GREY! Don’t tell your brother! Do you want some pet crickets for Christmas?

UPDATE: I have learned that the original Mr. Lickums was a clay art project. The second Mr. Lickums was an icebreakers can that was decorated to resemble a frog. You may now resume your important activities.

Measureless Mountain Days

Oh, these vast, calm, measureless mountain days, days in whose light everything seems equally divine, opening a thousand windows to show us God. -John Muir

I spent about 12 hours over the last week or so going through the pictures I took in 2019. I believe the tally is about 10,000 pictures, give or take. I’m deeply lamenting that Google stopped automatically syncing drive and photos, since now backing up my collection requires actual effort. But at the end of each year, I create a “Best of” album that I use for creating calendars, making physical prints (so that some hacker can’t erase my children’s childhoods), and as the background scenes for my screensaver at work.

I’m always struck at how the photographs work. In the moment, my kids start groaning when I take my camera out. There’s a fake-feeling when you arrange them artistically and cajole them to smile. When it’s just me, sometimes I wonder if I’m really seeing things when I have my phone out, or if I’m just postponing the seeing to some later date which may or may not ever come. The moments that surround those pictures have all sorts of feelings: annoyance, exhaustion, aggravation, anger, humor, relaxation, exasperation. But by the time I’ve picked my favorite photos, the entire year looks beautiful, joyful, peaceful and full of familial bonding.
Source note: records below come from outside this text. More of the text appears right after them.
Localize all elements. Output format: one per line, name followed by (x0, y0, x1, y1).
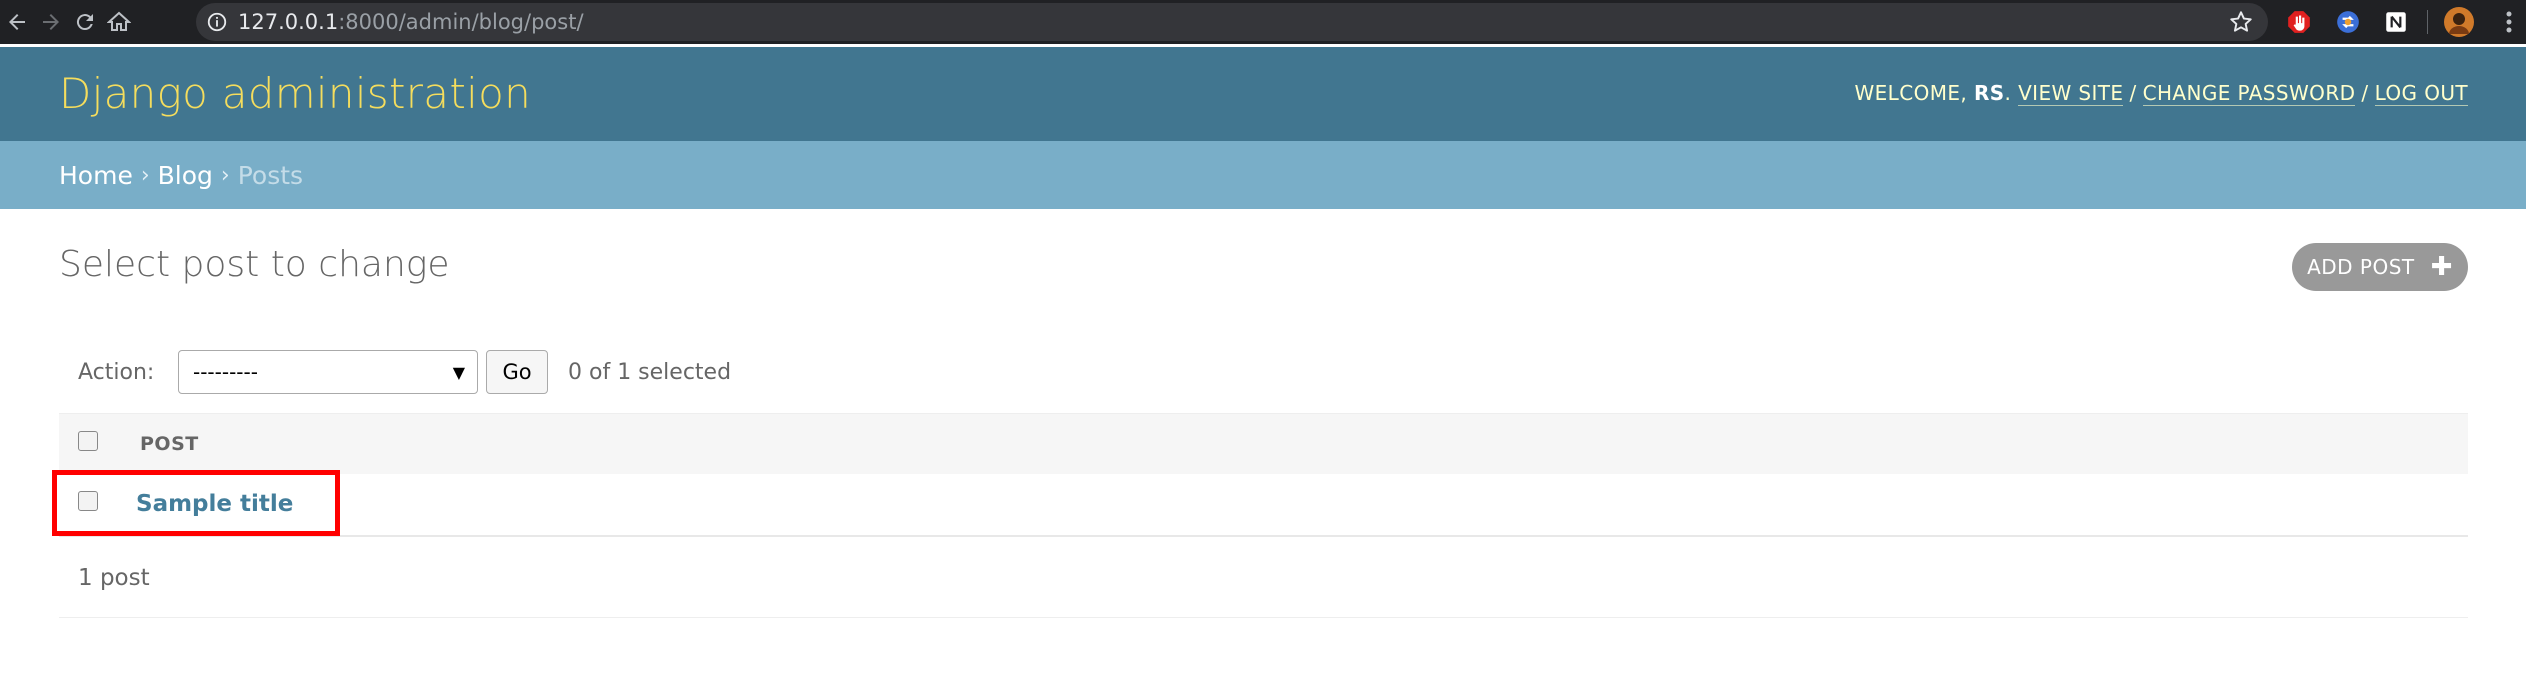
username: RS (1973, 81, 2005, 105)
action-select[interactable]: --------- ▼ (178, 350, 478, 394)
table-row: Sample title (59, 474, 2468, 537)
reload-icon[interactable] (68, 0, 102, 44)
breadcrumb-blog[interactable]: Blog (158, 161, 213, 190)
info-icon[interactable] (196, 11, 238, 33)
page-title: Select post to change (59, 244, 450, 285)
star-icon[interactable] (2228, 9, 2254, 35)
action-select-value: --------- (193, 360, 258, 384)
notion-icon[interactable] (2381, 7, 2411, 37)
dropdown-caret-icon: ▼ (452, 362, 465, 382)
action-label: Action: (78, 359, 155, 385)
breadcrumb: Home › Blog › Posts (0, 141, 2526, 209)
url-text: 127.0.0.1:8000/admin/blog/post/ (238, 10, 584, 34)
change-password-link[interactable]: CHANGE PASSWORD (2142, 81, 2356, 106)
admin-header: Django administration WELCOME, RS. VIEW … (0, 47, 2526, 141)
table-header: POST (59, 413, 2468, 474)
address-bar[interactable]: 127.0.0.1:8000/admin/blog/post/ (196, 3, 2268, 41)
view-site-link[interactable]: VIEW SITE (2018, 81, 2124, 106)
selection-counter: 0 of 1 selected (568, 359, 732, 385)
back-icon[interactable] (0, 0, 34, 44)
adblock-icon[interactable] (2284, 7, 2314, 37)
add-post-button[interactable]: ADD POST ✚ (2292, 243, 2468, 291)
forward-icon[interactable] (34, 0, 68, 44)
breadcrumb-separator: › (220, 162, 230, 188)
column-header-post[interactable]: POST (140, 433, 199, 455)
breadcrumb-home[interactable]: Home (59, 161, 133, 190)
paginator: 1 post (59, 537, 2468, 618)
go-button[interactable]: Go (486, 350, 548, 394)
site-title[interactable]: Django administration (59, 69, 531, 118)
url-host: 127.0.0.1 (238, 10, 339, 34)
add-post-label: ADD POST (2307, 255, 2415, 279)
browser-toolbar: 127.0.0.1:8000/admin/blog/post/ (0, 0, 2526, 44)
log-out-link[interactable]: LOG OUT (2374, 81, 2468, 106)
home-icon[interactable] (102, 0, 136, 44)
toolbar-divider (2427, 10, 2428, 34)
welcome-text: WELCOME, (1854, 81, 1974, 105)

This transformation of life from banal aggravation to beautiful memories is a miracle of modern alchemy. The best part is that, as you pull out your memories along with these pictures, they start to conform to what the photos say. It was a great day. We all had fun. We get along wonderfully. We spend most of our time doing meaningful things together as a family. Memories are not the truth of what happened, or of what we felt at that time. They are changed by, and even created by, what we do with them after they are first born. I work hard to make those memories largely lovely (although I do save a few less beautiful ones for authenticity’s sake, and because given enough time they usually become funny).

Presidential Traverse, near Eisenhower

During this marathon session of photographic goodness, I couldn’t help noticing something about my year. There were a LOT more mountain scenes than in past years. My memories of those moments don’t include aching knee-muscles (impossible to photograph) or the pounding heat on Chocorua. But they instead evoke moments of peace, majesty, and a bigger and more lovely world. I’ve recently begun hiking a lot with an old friend who is the same kind of crazy I am about hiking mountains. On grim, cold days we sometimes text each other pictures of where we wish we were. With his not-so-great example, I was recently talked into doing my first ever winter hike, which required a massive re-kitting for appropriate gear. (OK, by talked into, I mean I said “Hey, want to go hiking on Wednesday?” and he said, “Sure!”.)

New pants, new gaiters, new boots, new microspikes.

It was a beautifully soul-clearing hike, starting in the dark of the morning before dawn. We climbed to beat the weather, due in at some uncertain time of the afternoon (the forecasts were wildly inconsistent). The skies at times darkened ominously and scarves of white clouds wrapped themselves tightly around the necks of Lafayette and Lincoln, across the valley. But there were glorious moments, too. A perfect boulder, covered in pebbly ice. A southern exposure with bright moss shining through the white snow. The expanse of Lonesome Lake perfect below us. The sound of bitter winds whipping above our heads, with short summit-pines protecting us from the greatest heat-stealing wrath of winter’s icy breath.

The ice was fascinating
The moss was shockingly vibrant amid all the monochrome of snow and sky

As Boston braces for our first real snow of the winter on Monday, the experienced yankee might feel a mild claustrophobia setting in, as the world begins its process of shrinking to the size of the shoveled path. But perhaps this year will be different. Perhaps this year, I’ll be able to brave snow and ice, and meet my mountains again before spring.

So little colored, so much yet to hike!